Wednesday, January 28, 2009
Sinai: Dividend Repatriation Tax Cut Would Be Ideal Stimulus
Op-ed in today's Wall Street Journal: A $545 Billion Private Stimulus Plan; Let's Bring Home Foreign Earnings Without Tax Penalty, by Allen Sinai:
[T]he Obama team should implement a private-sector funded stimulus and allow a temporary reduction in the 35% tax rate that U.S. companies pay to repatriate foreign subsidiary earnings. Doing so could inject more than $545 billion into the U.S. economy without expanding the deficit.
Driven by previously strong foreign economies and a low dollar, the foreign subsidiaries of many successful U.S.-based companies have generated substantial earnings that could be invested in the U.S. economy at virtually no cost to the federal government. These earnings reside overseas, however, because of U.S. tax laws that many foreign competitors do not face.
Under the current system, U.S. corporations are charged 35 cents for each foreign-earned dollar they bring back home to the U.S. If they keep that income overseas, it is taxed at lower rates. As a result, those dollars tend to stay overseas permanently, since companies know they will automatically lose more money by bringing that income home than they can reasonably expect to make by reinvesting it once it is here. ...
In order to motivate businesses to bring this money back to the U.S., the new administration and Congress should consider legislation similar to a bipartisan 2004 law, The American Jobs Creation Act.

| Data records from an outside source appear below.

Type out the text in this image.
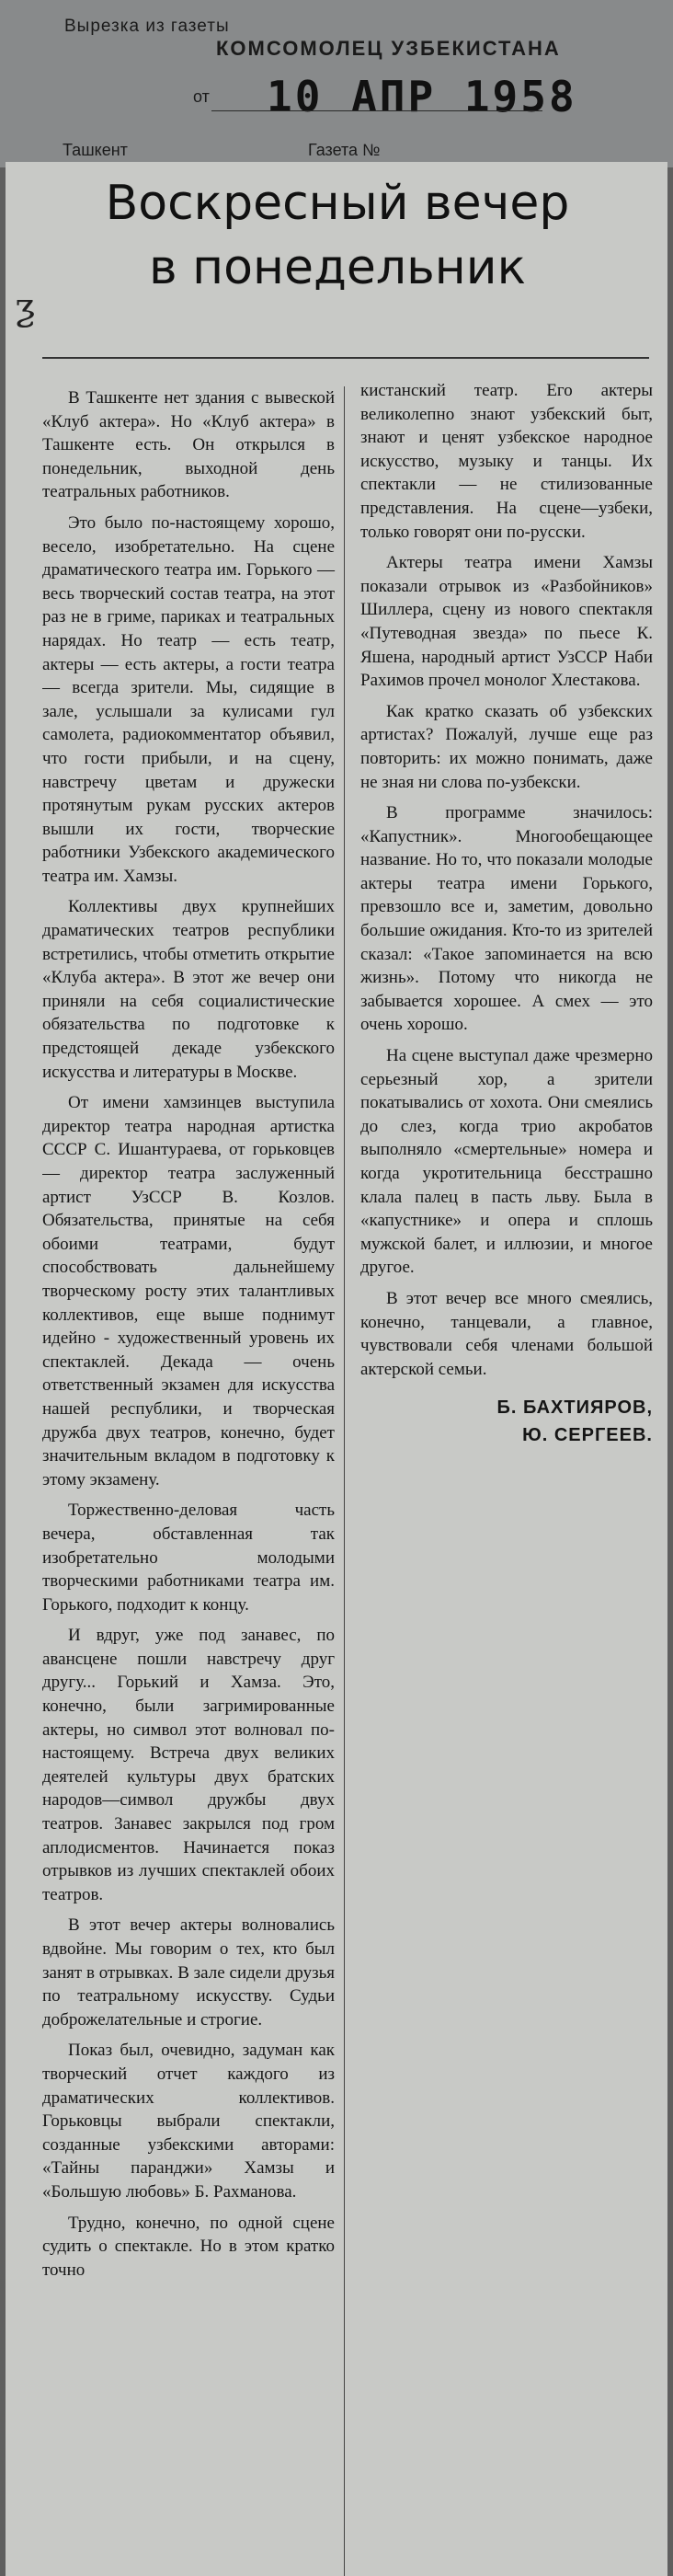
Вырезка из газеты
КОМСОМОЛЕЦ УЗБЕКИСТАНА
от 10 АПР 1958
Ташкент	Газета №
Воскресный вечер
в понедельник
ƺ

В Ташкенте нет здания с вывеской «Клуб актера». Но «Клуб актера» в Ташкенте есть. Он открылся в понедельник, выходной день театральных работников.

Это было по-настоящему хорошо, весело, изобретательно. На сцене драматического театра им. Горького — весь творческий состав театра, на этот раз не в гриме, париках и театральных нарядах. Но театр — есть театр, актеры — есть актеры, а гости театра — всегда зрители. Мы, сидящие в зале, услышали за кулисами гул самолета, радиокомментатор объявил, что гости прибыли, и на сцену, навстречу цветам и дружески протянутым рукам русских актеров вышли их гости, творческие работники Узбекского академического театра им. Хамзы.

Коллективы двух крупнейших драматических театров республики встретились, чтобы отметить открытие «Клуба актера». В этот же вечер они приняли на себя социалистические обязательства по подготовке к предстоящей декаде узбекского искусства и литературы в Москве.

От имени хамзинцев выступила директор театра народная артистка СССР С. Ишантураева, от горьковцев — директор театра заслуженный артист УзССР В. Козлов. Обязательства, принятые на себя обоими театрами, будут способствовать дальнейшему творческому росту этих талантливых коллективов, еще выше поднимут идейно - художественный уровень их спектаклей. Декада — очень ответственный экзамен для искусства нашей республики, и творческая дружба двух театров, конечно, будет значительным вкладом в подготовку к этому экзамену.

Торжественно-деловая часть вечера, обставленная так изобретательно молодыми творческими работниками театра им. Горького, подходит к концу.

И вдруг, уже под занавес, по авансцене пошли навстречу друг другу... Горький и Хамза. Это, конечно, были загримированные актеры, но символ этот волновал по-настоящему. Встреча двух великих деятелей культуры двух братских народов—символ дружбы двух театров. Занавес закрылся под гром аплодисментов. Начинается показ отрывков из лучших спектаклей обоих театров.

В этот вечер актеры волновались вдвойне. Мы говорим о тех, кто был занят в отрывках. В зале сидели друзья по театральному искусству. Судьи доброжелательные и строгие.

Показ был, очевидно, задуман как творческий отчет каждого из драматических коллективов. Горьковцы выбрали спектакли, созданные узбекскими авторами: «Тайны паранджи» Хамзы и «Большую любовь» Б. Рахманова.

Трудно, конечно, по одной сцене судить о спектакле. Но в этом кратко точно

кистанский театр. Его актеры великолепно знают узбекский быт, знают и ценят узбекское народное искусство, музыку и танцы. Их спектакли — не стилизованные представления. На сцене—узбеки, только говорят они по-русски.

Актеры театра имени Хамзы показали отрывок из «Разбойников» Шиллера, сцену из нового спектакля «Путеводная звезда» по пьесе К. Яшена, народный артист УзССР Наби Рахимов прочел монолог Хлестакова.

Как кратко сказать об узбекских артистах? Пожалуй, лучше еще раз повторить: их можно понимать, даже не зная ни слова по-узбекски.

В программе значилось: «Капустник». Многообещающее название. Но то, что показали молодые актеры театра имени Горького, превзошло все и, заметим, довольно большие ожидания. Кто-то из зрителей сказал: «Такое запоминается на всю жизнь». Потому что никогда не забывается хорошее. А смех — это очень хорошо.

На сцене выступал даже чрезмерно серьезный хор, а зрители покатывались от хохота. Они смеялись до слез, когда трио акробатов выполняло «смертельные» номера и когда укротительница бесстрашно клала палец в пасть льву. Была в «капустнике» и опера и сплошь мужской балет, и иллюзии, и многое другое.

В этот вечер все много смеялись, конечно, танцевали, а главное, чувствовали себя членами большой актерской семьи.

Б. БАХТИЯРОВ,
Ю. СЕРГЕЕВ.
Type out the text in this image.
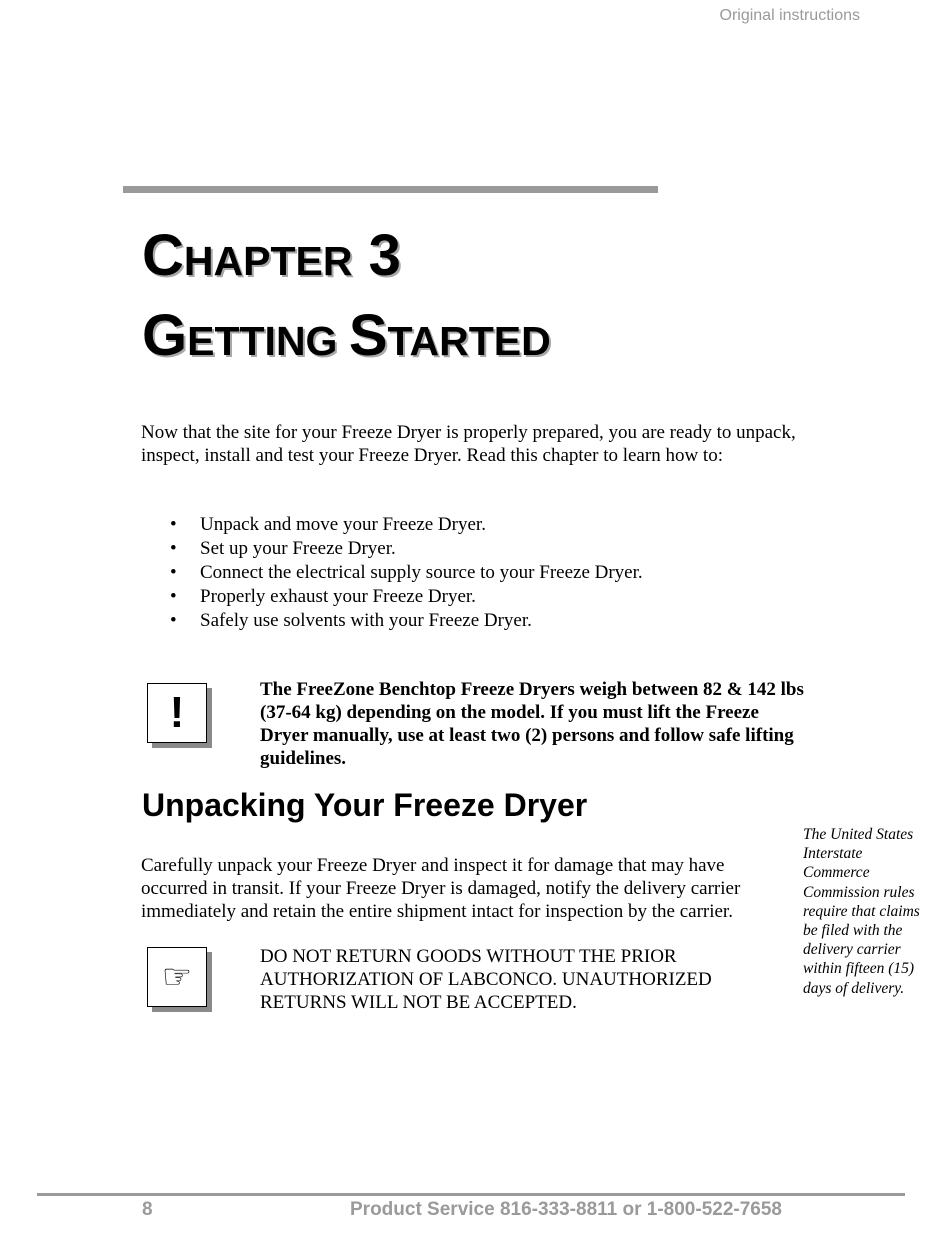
Original instructions
CHAPTER 3
GETTING STARTED

Now that the site for your Freeze Dryer is properly prepared, you are ready to unpack, inspect, install and test your Freeze Dryer. Read this chapter to learn how to:

• Unpack and move your Freeze Dryer.
• Set up your Freeze Dryer.
• Connect the electrical supply source to your Freeze Dryer.
• Properly exhaust your Freeze Dryer.
• Safely use solvents with your Freeze Dryer.
!	The FreeZone Benchtop Freeze Dryers weigh between 82 & 142 lbs (37-64 kg) depending on the model. If you must lift the Freeze Dryer manually, use at least two (2) persons and follow safe lifting guidelines.

Unpacking Your Freeze Dryer

The United States Interstate Commerce Commission rules require that claims be filed with the delivery carrier within fifteen (15) days of delivery.

Carefully unpack your Freeze Dryer and inspect it for damage that may have occurred in transit. If your Freeze Dryer is damaged, notify the delivery carrier immediately and retain the entire shipment intact for inspection by the carrier.

☞

DO NOT RETURN GOODS WITHOUT THE PRIOR AUTHORIZATION OF LABCONCO. UNAUTHORIZED RETURNS WILL NOT BE ACCEPTED.

8	Product Service 816-333-8811 or 1-800-522-7658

This law incentivized U.S. businesses to bring $360 billion of foreign subsidiary earnings back into the U.S. at a reduced corporate tax rate of 5.25% for one year. A survey of several hundred of these companies found that they used, on average, 25% of those funds for U.S. capital investment, 23% for hiring and training of U.S. employees, 14% for U.S.-based R&D, and 13% for U.S. debt reduction.
A similar opportunity exists now as then, with an even greater need today. A new study by Decision Economics Inc., concludes that lowering the tax on repatriating foreign-earned income would inject $545 billion into our economy. ... The study also indicates that the U.S. Treasury would receive tax revenue it would not otherwise get: an average of $28 billion per year for five years. The resulting increase in aggregate economic activity -- higher personal income, corporate profits, capital gains, Social Security and excise taxes paid -- would generate even more tax receipts. State governments would also see some increase in revenues.
For a contrary view, see Center on Budget & Policy Priorities, Repeating Dividend Repatriation Tax Holiday Would be Poor Stimulus. See also
- Morgan Stanley, GE Seek Tax Waiver on Offshore Loans (Jan. 13, 2009).
- Edward D. Kleinbard (Chief of Staff, Joint Committee on Taxation) & Patrick Driessen (Senior Economist, Joint Committee on Taxation) have published A Revenue Estimate Case Study: The Repatriation Holiday Revisited, 120 Tax Notes 1191 (Sept. 22, 2008).
- Corporate Tax Cut Winfdall (July 1, 2008)
- Thomas J. Brennan (Drexel), Cash Flow and Market Response to Repatriation (May 24, 2008)
http://taxprof.typepad.com/taxprof_blog/2009/01/sinai-dividend.html
I'm not sure why you assume the companies would bring back the money and invest it? Didn't they already try this in 2004? If I remember right, the tax break increased corporate profits. The problem, however, is that corporate profits are no longer tied to the welfare of the economy in the same way that we have always assumed.
As we've learned during the past decade it is, in fact, quite possible for the corporation to post significant profits, without those record profits then translating into a better living standard for employees, infrastructure investment for the future, or a more stable nation for anyone.